Laos: Investigate Prominent Dissident’s Death
The late Sisay Luangmonda (widely known by his social media name Bao Mor Khaen).
© Private
(Bangkok) – Lao authorities should urgently and impartially investigate the suspicious death of an outspoken critic of the government and appropriately prosecute those responsible, Human Rights Watch said today.
On February 20, 2026, the body of Sisay Luangmonda, widely known by his social media name Bao Mor Khaen, 32, was found on a roadside in Hadxayfong district, outside the capital, Vientiane, four days after his family reported to local authorities that he was missing. The Manushya Foundation, which monitors human rights in Laos, reported that Sisay had not been seen since soldiers arrested him outside Vientiane between 9 and 10 p.m. on February 14 and took him to Phonthan Prison.
“The Laotian authorities should immediately and impartially investigate the suspicious death of a prominent government critic,” said Elaine Pearson, Asia director at Human Rights Watch. “Sisay’s death sends a spine-chilling message to critics of the Lao government, deepening the climate of fear in the country.”
Sisay had received death threats related to his social media commentary criticizing corruption and mismanagement by the ruling Lao People’s Revolutionary Party.
After Sisay’s arrest, Lao authorities provided no information about his whereabouts to his family and did not respond to allegations that he had been forcibly disappeared. Sisay’s family said that since his body was found, Lao authorities have not started an investigation or conducted a forensic examination of his remains.
The government has suppressed activists and dissidents since seizing power in 1975 under a one-party, authoritarian system. Sombath Somphone, a pioneer in community-based development and youth empowerment, was forcibly disappeared after being held in police custody in Vientiane in December 2012. An unidentified gunman shot and seriously wounded Anousa Luangsuphom, an activist and online critic of the government, in April 2023 in Vientiane. Saysomphone Chilikham, a member of the group Alliance For Democracy in Laos, was forcibly disappeared in February 2024.

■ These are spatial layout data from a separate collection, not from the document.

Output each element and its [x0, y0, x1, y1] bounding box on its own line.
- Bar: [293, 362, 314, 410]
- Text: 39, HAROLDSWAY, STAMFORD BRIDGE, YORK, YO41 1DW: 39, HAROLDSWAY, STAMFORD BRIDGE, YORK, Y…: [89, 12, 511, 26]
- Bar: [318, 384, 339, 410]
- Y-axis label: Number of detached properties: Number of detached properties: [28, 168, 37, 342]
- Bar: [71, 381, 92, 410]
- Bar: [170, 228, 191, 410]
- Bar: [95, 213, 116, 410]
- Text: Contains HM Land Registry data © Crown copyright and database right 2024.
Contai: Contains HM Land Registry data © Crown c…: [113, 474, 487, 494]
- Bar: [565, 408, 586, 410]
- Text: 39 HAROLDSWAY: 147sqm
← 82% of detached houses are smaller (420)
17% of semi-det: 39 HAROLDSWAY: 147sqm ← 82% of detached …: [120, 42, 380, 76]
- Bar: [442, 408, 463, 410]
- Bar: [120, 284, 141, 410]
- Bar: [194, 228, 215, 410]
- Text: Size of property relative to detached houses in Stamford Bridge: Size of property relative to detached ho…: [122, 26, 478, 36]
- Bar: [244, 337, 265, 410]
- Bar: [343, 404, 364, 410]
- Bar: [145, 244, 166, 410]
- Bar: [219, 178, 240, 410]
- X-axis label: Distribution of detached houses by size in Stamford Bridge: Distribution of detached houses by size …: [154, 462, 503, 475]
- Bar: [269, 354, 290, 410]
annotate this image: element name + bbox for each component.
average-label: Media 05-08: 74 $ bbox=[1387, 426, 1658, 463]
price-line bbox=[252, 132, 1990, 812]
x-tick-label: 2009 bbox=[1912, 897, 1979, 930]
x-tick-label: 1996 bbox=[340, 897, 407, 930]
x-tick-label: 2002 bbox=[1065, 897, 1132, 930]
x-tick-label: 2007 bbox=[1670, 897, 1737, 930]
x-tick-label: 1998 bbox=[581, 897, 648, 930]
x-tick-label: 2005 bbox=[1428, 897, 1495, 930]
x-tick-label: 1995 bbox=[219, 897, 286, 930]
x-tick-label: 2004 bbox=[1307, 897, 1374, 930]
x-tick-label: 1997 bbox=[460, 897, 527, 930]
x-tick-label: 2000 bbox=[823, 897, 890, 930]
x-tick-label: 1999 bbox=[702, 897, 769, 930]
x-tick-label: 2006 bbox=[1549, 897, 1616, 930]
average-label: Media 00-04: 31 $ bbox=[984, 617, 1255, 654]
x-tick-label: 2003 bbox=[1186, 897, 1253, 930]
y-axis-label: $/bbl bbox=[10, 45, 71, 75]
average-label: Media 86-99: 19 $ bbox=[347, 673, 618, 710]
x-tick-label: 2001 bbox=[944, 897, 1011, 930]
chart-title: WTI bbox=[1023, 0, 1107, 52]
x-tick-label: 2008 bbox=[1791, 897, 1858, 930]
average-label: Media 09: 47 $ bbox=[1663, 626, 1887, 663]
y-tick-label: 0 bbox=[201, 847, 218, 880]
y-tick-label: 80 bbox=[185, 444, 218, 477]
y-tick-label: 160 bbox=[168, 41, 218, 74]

International law defines enforced disappearance as the detention of a person by state officials or their agents and a refusal to acknowledge the detention or to reveal the person’s fate or whereabouts. Disappearances are especially painful for the victims’ families. In September 2008, Laos signed the International Convention for the Protection of All Persons from Enforced Disappearance but has yet to ratify it.
Activists who have fled persecution in Laos to neighboring countries have remained at risk, Human Rights Watch said. In May 2023, an exiled Lao political activist, Bounsuan Kitiyano, was shot dead in Ubon Ratchathani province in northeastern Thailand. Od Sayavong, a leading Lao human rights and democracy activist living in Bangkok, has been missing since August 2019.

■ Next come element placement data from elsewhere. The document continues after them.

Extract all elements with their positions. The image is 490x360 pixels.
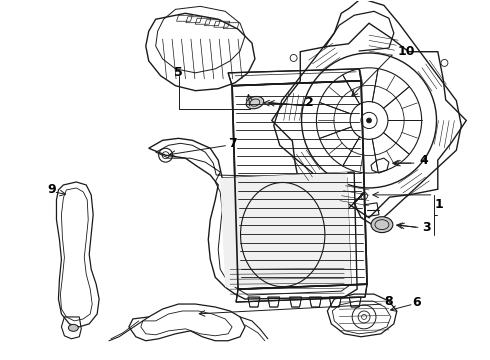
- Text: 1: 1: [434, 198, 443, 211]
- Text: 4: 4: [419, 154, 428, 167]
- Ellipse shape: [371, 217, 393, 233]
- Circle shape: [367, 118, 371, 123]
- Text: 3: 3: [422, 221, 431, 234]
- Polygon shape: [220, 172, 351, 287]
- Text: 9: 9: [47, 184, 56, 197]
- Text: 8: 8: [385, 294, 393, 307]
- Text: 10: 10: [398, 45, 416, 58]
- Text: 2: 2: [305, 96, 314, 109]
- Ellipse shape: [69, 324, 78, 331]
- Text: 7: 7: [228, 137, 237, 150]
- Text: 6: 6: [413, 296, 421, 309]
- Ellipse shape: [246, 96, 264, 109]
- Text: 5: 5: [174, 66, 183, 79]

None of the attacks on Lao dissidents and government critics in Laos or in neighboring countries have been resolved or anyone brought to justice.
During its Universal Periodic Review before the United Nations Human Rights Council in 2025, Laos “accepted” multiple recommendations to investigate enforced disappearances but only “noted” the five recommendations on protecting human rights defenders. In August 2025, UN human rights experts urged the Lao government to comply with its obligations to investigate all cases of unlawful killings.
“The Lao government has long carried out arbitrary arrests, enforced disappearances, and extrajudicial killings of its critics,” Pearson said. “Concerned governments and UN human rights bodies should use every available opportunity to press Lao authorities to fully investigate and appropriately prosecute those responsible for serious abuses.”